People want more space in the city now, and luxury buyers in particular. east manhattan much fewer people than it was in 1900, when not only were tenements densely populated, but even the most luxurious houses and apartments housed larger, often extended families that included a grandparent or virgin aunt, as well as resident servants. Since 1970, the city as a whole has become denser as the population has grown, going from an average of 2.7 people in each dwelling in 1970 to 2.4 in 2010, according to a 2015 report of the Furman Center. The new apartments are much larger than they were; the average apartment size across the city has increased every year since 2000. While it’s not uncommon to find older apartment buildings consisting of only studios or one bedroom, zoning doesn’t allow it today – it’s too dense. Even if a developer wanted to build one (doubtful; many people buy after having kids), they’d have to add larger units into the mix. You don’t see full towers of these little apartments going up anymore – unless you count the micro units at Carmel Placea pilot of extravagantly designed units who was, apparently, unique.
In this boom, the mathematics of development favors more spacious apartments than ever before. Another recent development of EJS at 150 East 78th Street has 25 units spread over 16 floors; they are all half-floor and full-floor apartments. The five active listings range from a $6 million 2,200 square foot three bedroom to a 3,800 square foot five bedroom listed at $16.95 million. (Of these, all but the largest are under contract.) This building was designed by Robert AM Stern, known for 15 Central Park West – a building that replaced several vacant lots and the 365-room Mayflower Hotelwhich housed some rent-controlled tenants, with a tower of 200 sumptuous apartments. There is also, of course, the less dramatic but far more widespread conversion of multi-family townhouses to single-family, co-op and condominiums and, more rarely, the combination of several townhouses in the megamansions. It would be one thing if the extremely wealthy just added their living spaces to the empty sky, so to speak, but increasingly they are gobbling up middle-class(-ish) spaces as they do.

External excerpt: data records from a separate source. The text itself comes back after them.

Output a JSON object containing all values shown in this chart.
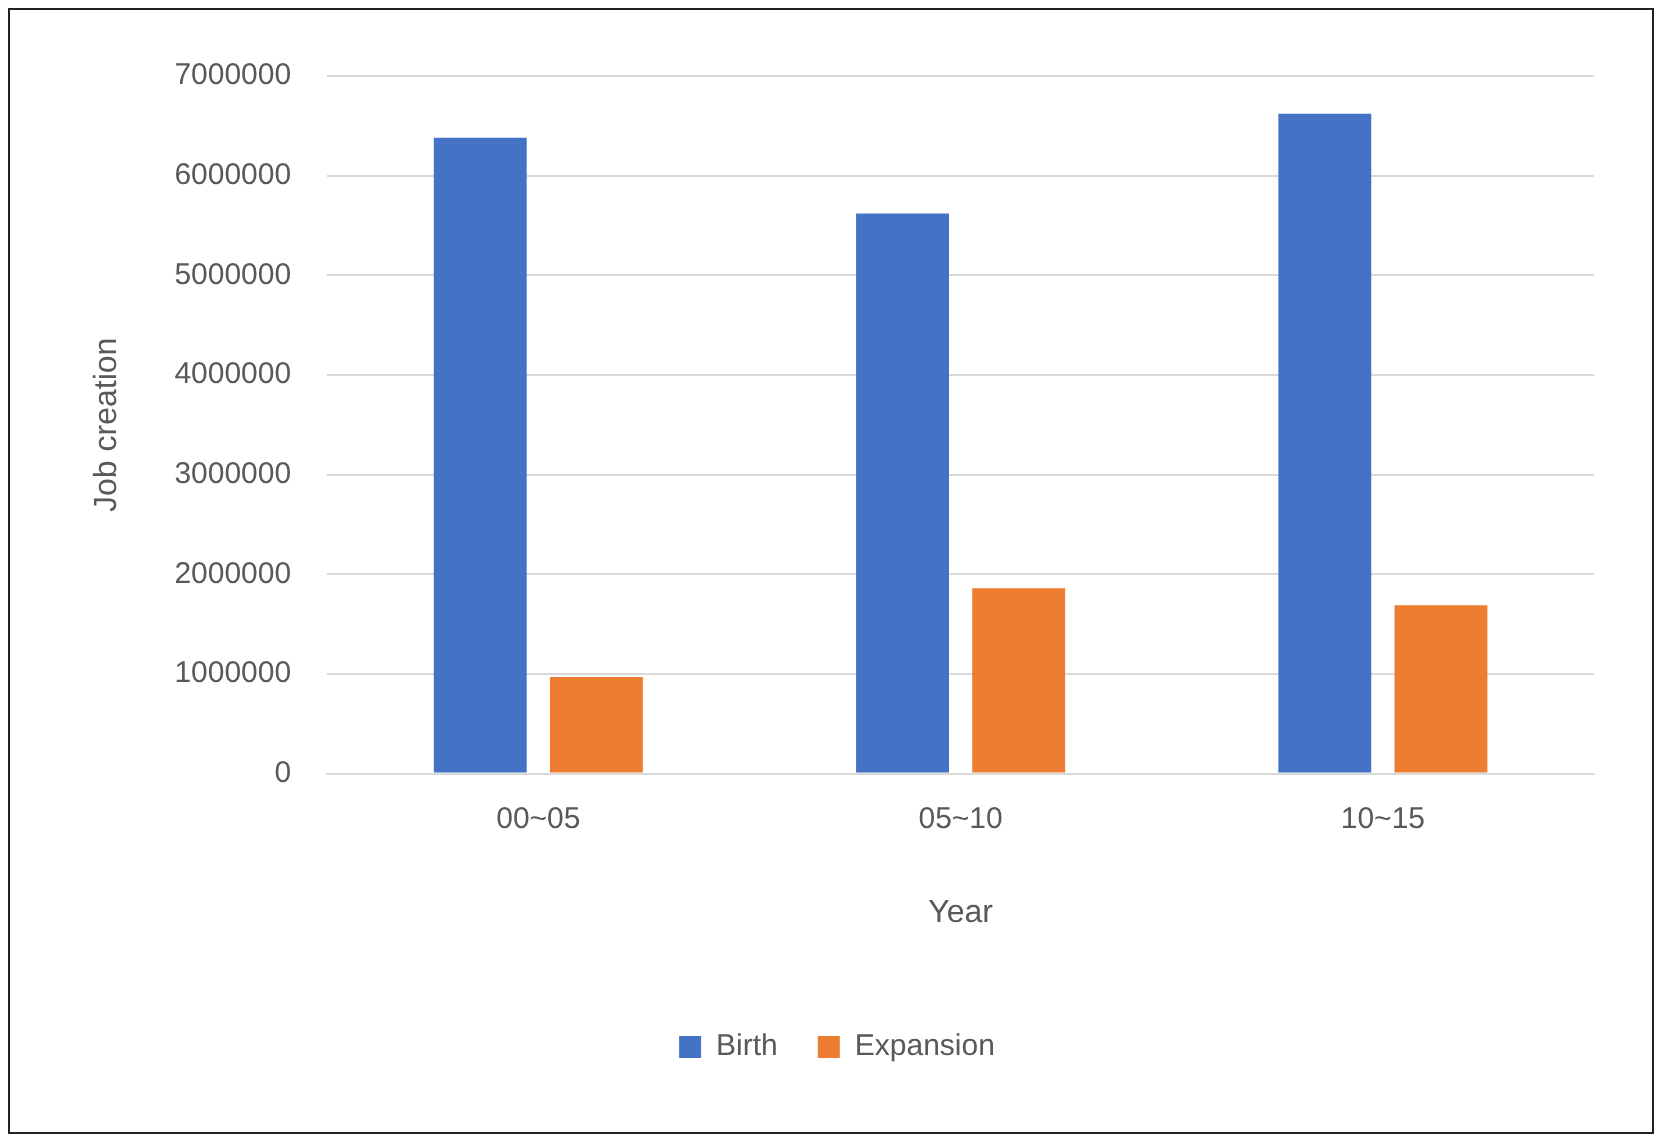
{
  "chart_data": {
    "type": "bar",
    "xlabel": "Year",
    "ylabel": "Job creation",
    "categories": [
      "00~05",
      "05~10",
      "10~15"
    ],
    "series": [
      {
        "name": "Birth",
        "color": "#4472c4",
        "values": [
          6380000,
          5620000,
          6620000
        ]
      },
      {
        "name": "Expansion",
        "color": "#ed7d31",
        "values": [
          970000,
          1860000,
          1690000
        ]
      }
    ],
    "ylim": [
      0,
      7000000
    ],
    "yticks": [
      0,
      1000000,
      2000000,
      3000000,
      4000000,
      5000000,
      6000000,
      7000000
    ],
    "grid": "y",
    "legend": "bottom"
  }
}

This type of upscale housing consolidation is also happening in other neighborhoods. Across the park at 215 West 84th Street, developer Naftali is trying to demolish a 128-unit mark-to-market apartment complex to build a new residential tower, a plan that has been delayed by a recalcitrant tenant. Her 700-square-foot one-bedroom apartment rents for $3,350 a month. The New York Time Noted that although the developer had yet to file a building permit for West 84th, the site could accommodate a building approximately 210 feet tall. On Madison and 86th Street, Naftali is building another 210 foot towerdesigned by Stern (the architect of choice for the wealthy if you want limestone instead of a shard of glass), with units that price range from $9.65 million to $42 million. It contains 12 apartments.